She Says… One Week

Man, this babymaking process (or, rather, in my case, the figuring-out-what’s-happening-with-my-body process) takes a long time. I know we’ve only been off birth control for 6 months, but it feels like it has been a constant cycle of one step forward, two steps back.

Alas, here we are. The tests have been done and the requisite weeks have been waited. Next Wednesday we (finally!) get to meet with Dr. P (our reproductive endocrinologist at Boston IVF) to discuss the results and prepare a treatment plan.

At our initial meeting, Dr. P’s working hypothesis was that my lack of ovulation might be caused by “Lean Polycysitc Ovarian Syndrome” (or Lean PCOS). I had read about PCOS before, and was confused by the idea that this could be my diagnosis, as I don’t have most of the symptoms that generally characterize that condition. PCOS is often identified by hair loss or excessive hair growth (I don’t have that), weight gain (nope), too much insulin or insulin resistance (don’t have that), breathing problems while sleeping (nope, not that either), pelvic pain (no), and/or high blood pressure (mine is actually very low). The only symptom I do have is anovulation. Dr. P discussed with me, though, that Lean PCOS is slightly different, and is characterized by having two out of three of the following symptoms:

  • anovulation
  • a high level of male hormones (androgens)
  • polycystic ovaries

This is why he ordered some of the blood tests that he did, as well as the ultrasound (to check for cysts). While I still don’t know what the nurse saw during the ultrasound, I did receive the results from my blood tests, and I do not think I have a high level of androgens (thanks to some Googling to understand what a normal level is). For those who are interested (or want to compare notes!), here are my stats:

Total Testosterone: 39.3 ng/dl (6 – 86 is normal, above 50 is elevated)
Estradiol: 53.4 pg/mL (25 – 75 is normal)
Follicle Stimulating Hormone (FSH): 6.78 mIU/mL (3 – 20 is normal, under 9 is good)
Prolactin: 9.47 ng/mL (<24 is normal)
Thyroid Stimulating Hormone (TSH): 2.04 uIU/mL (.4 – 4 is normal, average is 1.7)

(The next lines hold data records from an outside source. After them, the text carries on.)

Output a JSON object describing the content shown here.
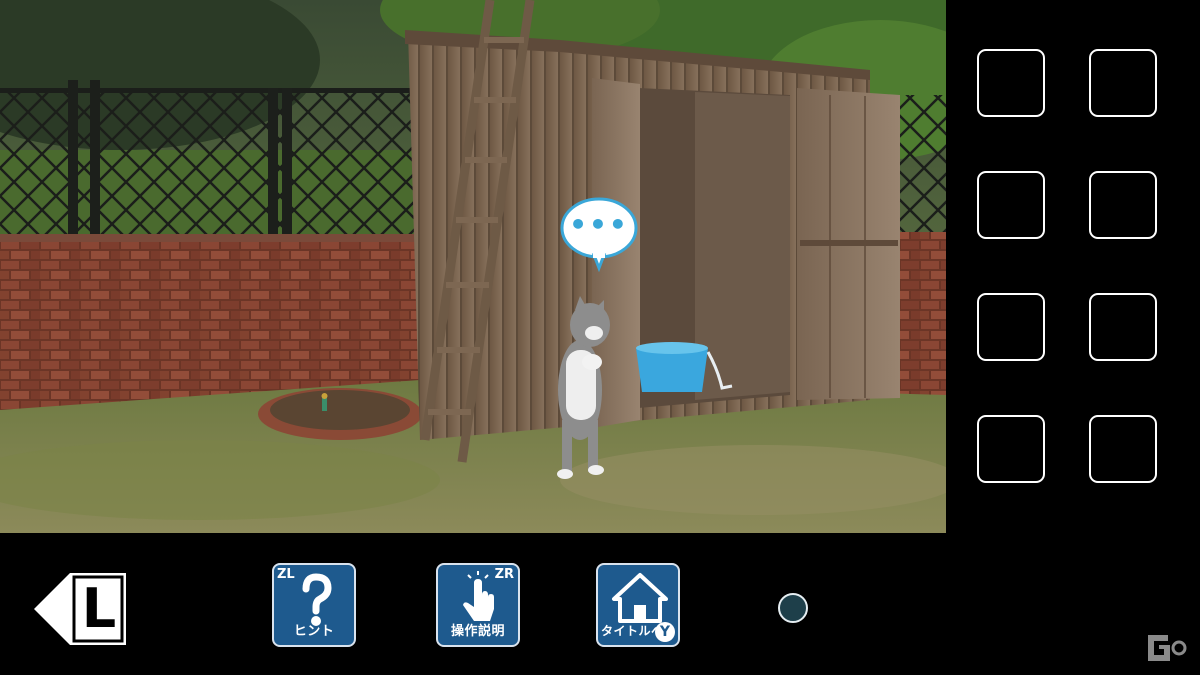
{
  "scene": {
    "description_label": "Backyard with wooden shed, ladder, brick wall and cat",
    "speech_bubble": "•••"
  },
  "inventory": {
    "slots": [
      "",
      "",
      "",
      "",
      "",
      "",
      "",
      ""
    ]
  },
  "bottom_bar": {
    "back_key": "L",
    "hint": {
      "key": "ZL",
      "label": "ヒント"
    },
    "controls": {
      "key": "ZR",
      "label": "操作説明"
    },
    "title": {
      "key": "Y",
      "label": "タイトルへ"
    }
  },
  "colors": {
    "button_blue": "#1e5a8e",
    "bubble_blue": "#3aa7d8",
    "indicator_dot": "#1e3f4a"
  }
}
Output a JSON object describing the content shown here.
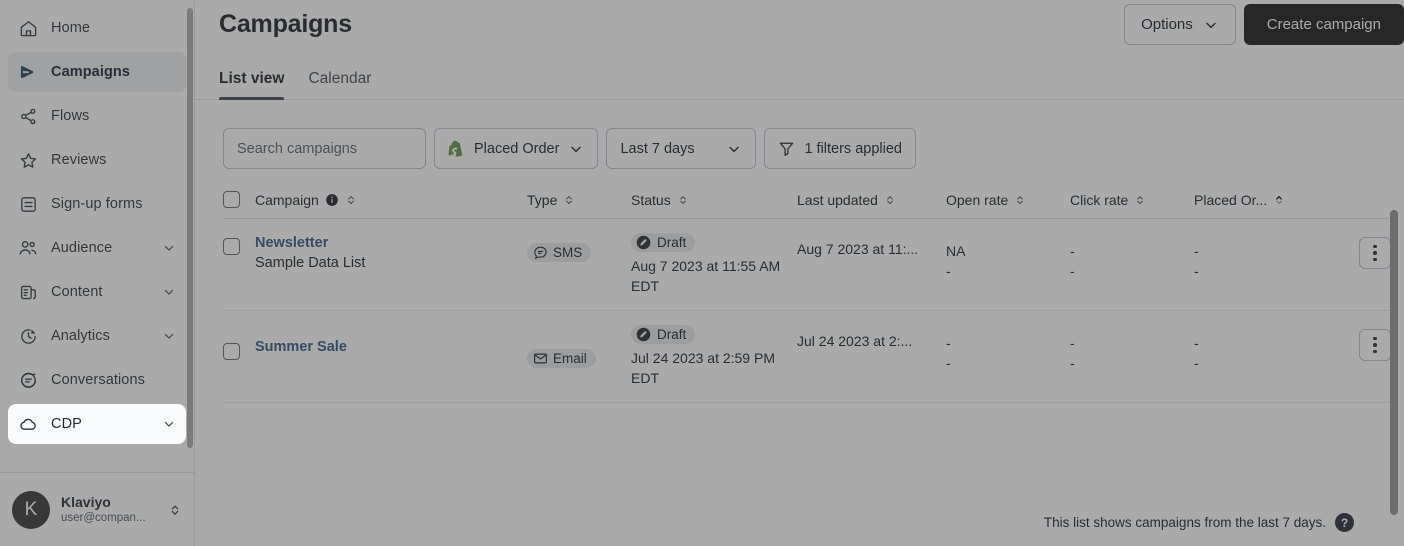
{
  "sidebar": {
    "items": [
      {
        "label": "Home",
        "icon": "home-icon",
        "expandable": false,
        "active": false
      },
      {
        "label": "Campaigns",
        "icon": "campaigns-icon",
        "expandable": false,
        "active": true
      },
      {
        "label": "Flows",
        "icon": "flows-icon",
        "expandable": false,
        "active": false
      },
      {
        "label": "Reviews",
        "icon": "star-icon",
        "expandable": false,
        "active": false
      },
      {
        "label": "Sign-up forms",
        "icon": "form-icon",
        "expandable": false,
        "active": false
      },
      {
        "label": "Audience",
        "icon": "people-icon",
        "expandable": true,
        "active": false
      },
      {
        "label": "Content",
        "icon": "content-icon",
        "expandable": true,
        "active": false
      },
      {
        "label": "Analytics",
        "icon": "pie-chart-icon",
        "expandable": true,
        "active": false
      },
      {
        "label": "Conversations",
        "icon": "conversations-icon",
        "expandable": false,
        "active": false
      },
      {
        "label": "CDP",
        "icon": "cloud-icon",
        "expandable": true,
        "active": false
      }
    ],
    "user": {
      "avatar_initial": "K",
      "name": "Klaviyo",
      "email": "user@compan...",
      "switcher_icon": "up-down-chevron-icon"
    }
  },
  "header": {
    "title": "Campaigns",
    "options_label": "Options",
    "options_icon": "chevron-down-icon",
    "create_label": "Create campaign"
  },
  "tabs": [
    {
      "label": "List view",
      "active": true
    },
    {
      "label": "Calendar",
      "active": false
    }
  ],
  "filters": {
    "search_placeholder": "Search campaigns",
    "search_value": "",
    "metric_label": "Placed Order",
    "metric_icon": "shopify-icon",
    "metric_icon_color": "#5E8E3E",
    "daterange_label": "Last 7 days",
    "filters_label": "1 filters applied",
    "filters_icon": "funnel-icon"
  },
  "table": {
    "columns": [
      {
        "label": "Campaign",
        "sortable": true,
        "info_icon": "info-icon",
        "sort": "none"
      },
      {
        "label": "Type",
        "sortable": true,
        "sort": "none"
      },
      {
        "label": "Status",
        "sortable": true,
        "sort": "none"
      },
      {
        "label": "Last updated",
        "sortable": true,
        "sort": "none"
      },
      {
        "label": "Open rate",
        "sortable": true,
        "sort": "none"
      },
      {
        "label": "Click rate",
        "sortable": true,
        "sort": "none"
      },
      {
        "label": "Placed Or...",
        "sortable": true,
        "sort": "asc"
      }
    ],
    "rows": [
      {
        "name": "Newsletter",
        "subtitle": "Sample Data List",
        "type": "SMS",
        "type_icon": "sms-icon",
        "status": "Draft",
        "status_icon": "draft-pencil-icon",
        "status_date": "Aug 7 2023 at 11:55 AM EDT",
        "last_updated": "Aug 7 2023 at 11:...",
        "open_rate_1": "NA",
        "open_rate_2": "-",
        "click_rate_1": "-",
        "click_rate_2": "-",
        "placed_order_1": "-",
        "placed_order_2": "-",
        "menu_icon": "kebab-menu-icon"
      },
      {
        "name": "Summer Sale",
        "subtitle": "",
        "type": "Email",
        "type_icon": "email-icon",
        "status": "Draft",
        "status_icon": "draft-pencil-icon",
        "status_date": "Jul 24 2023 at 2:59 PM EDT",
        "last_updated": "Jul 24 2023 at 2:...",
        "open_rate_1": "-",
        "open_rate_2": "-",
        "click_rate_1": "-",
        "click_rate_2": "-",
        "placed_order_1": "-",
        "placed_order_2": "-",
        "menu_icon": "kebab-menu-icon"
      }
    ]
  },
  "footer": {
    "note": "This list shows campaigns from the last 7 days.",
    "help_label": "?"
  },
  "colors": {
    "primary_button_bg": "#0e0e0e",
    "link": "#29507c",
    "active_tab_underline": "#36404a",
    "shopify_green": "#5E8E3E",
    "overlay": "rgba(70,70,70,0.46)"
  }
}
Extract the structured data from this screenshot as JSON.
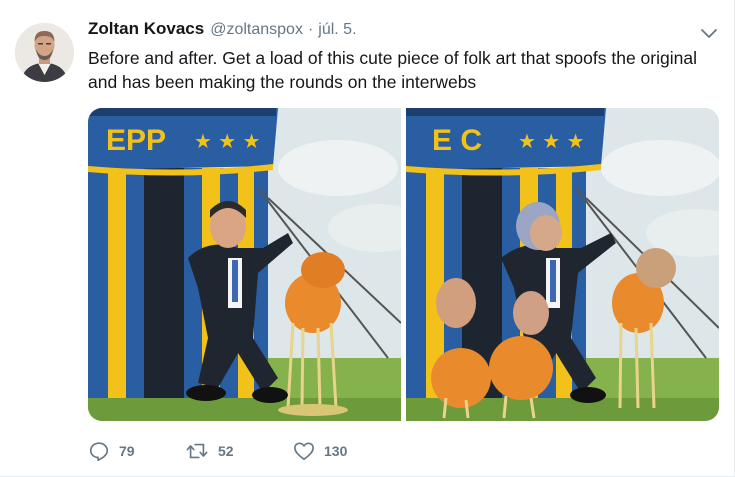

By the numbers, I’m looking good, right? Hopefully Dr. P can find something more meaningful in the test results and can get me ovulating ASAP. We’ll find out next Wednesday…


6 responses to “She Says… One Week

  1. Wow, it’s really amazing all the stuff they can find out, isn’t it? I’ve got my fingers crossed for you that Dr. P is able to help!

  2. I hope you get some answers soon!

    They suspect I have PCOS, but I don’t have all the symptoms, either. So we’re just in the ‘unexplained’ category.

    Kinda sucks not having something to name and defeat, but it also leaves the door open – maybe something will work for us that doesn’t usually work for those with a confirmed case of PCOS.

    I hope you get all the answers – and a great treatment plan – really soon!

  3. Tabitha, It is amazing! I am in awe of my body and the people who understand it. Also, I’m realizing how much we DON’T understand about our bodies, and that’s pretty awe-inspiring too.

    Stacey, It’s strange, I have almost been hoping for a diagnosis of PCOS. In some ways, it would be easier to, as you said, name it and conquer it. Also, since it’s relatively common, it seems easier to say to people, “I have PCOS” instead of “I can’t get pregnant. And we don’t know why”. We’ll see what happens though…

  4. romancingthestone

    I wish you the very best! Fingers crossed!

  5. PS: our lab numbers are SO similar! woah.

  6. Hi Kate,

    Did you get your LH checked as well? “lean PCOS” and hypothalamic amenorrhea have many of the same symptoms, from what I understand what differentiates the two is that in PCOS LH is much higher than FSH, whereas in HA, the LH is on the low end of normal. I don’t think the treatment is that different, although if you have HA and move on to injectibles, you should absolutely use either Menopur or Repronex which contain LH as well as FSH. FSH alone (i.e. Follistim, Gonal-F) generally do not work as well. Another thing to try if the five-day clomid is not working for you is the “extended protocol”, 5 days at 50 followed by 5 days at 100. We’ve also recently had two BFPs from piggybacked clomid – five days, a wait to see if any follicles are growing, and if/when they’re not, another five days. Anyway, you should check out the HA bulletin board at, there are a number of us with HA who post there and you can get lots of ideas and input…

    Sorry for the book, this is very close to my heart!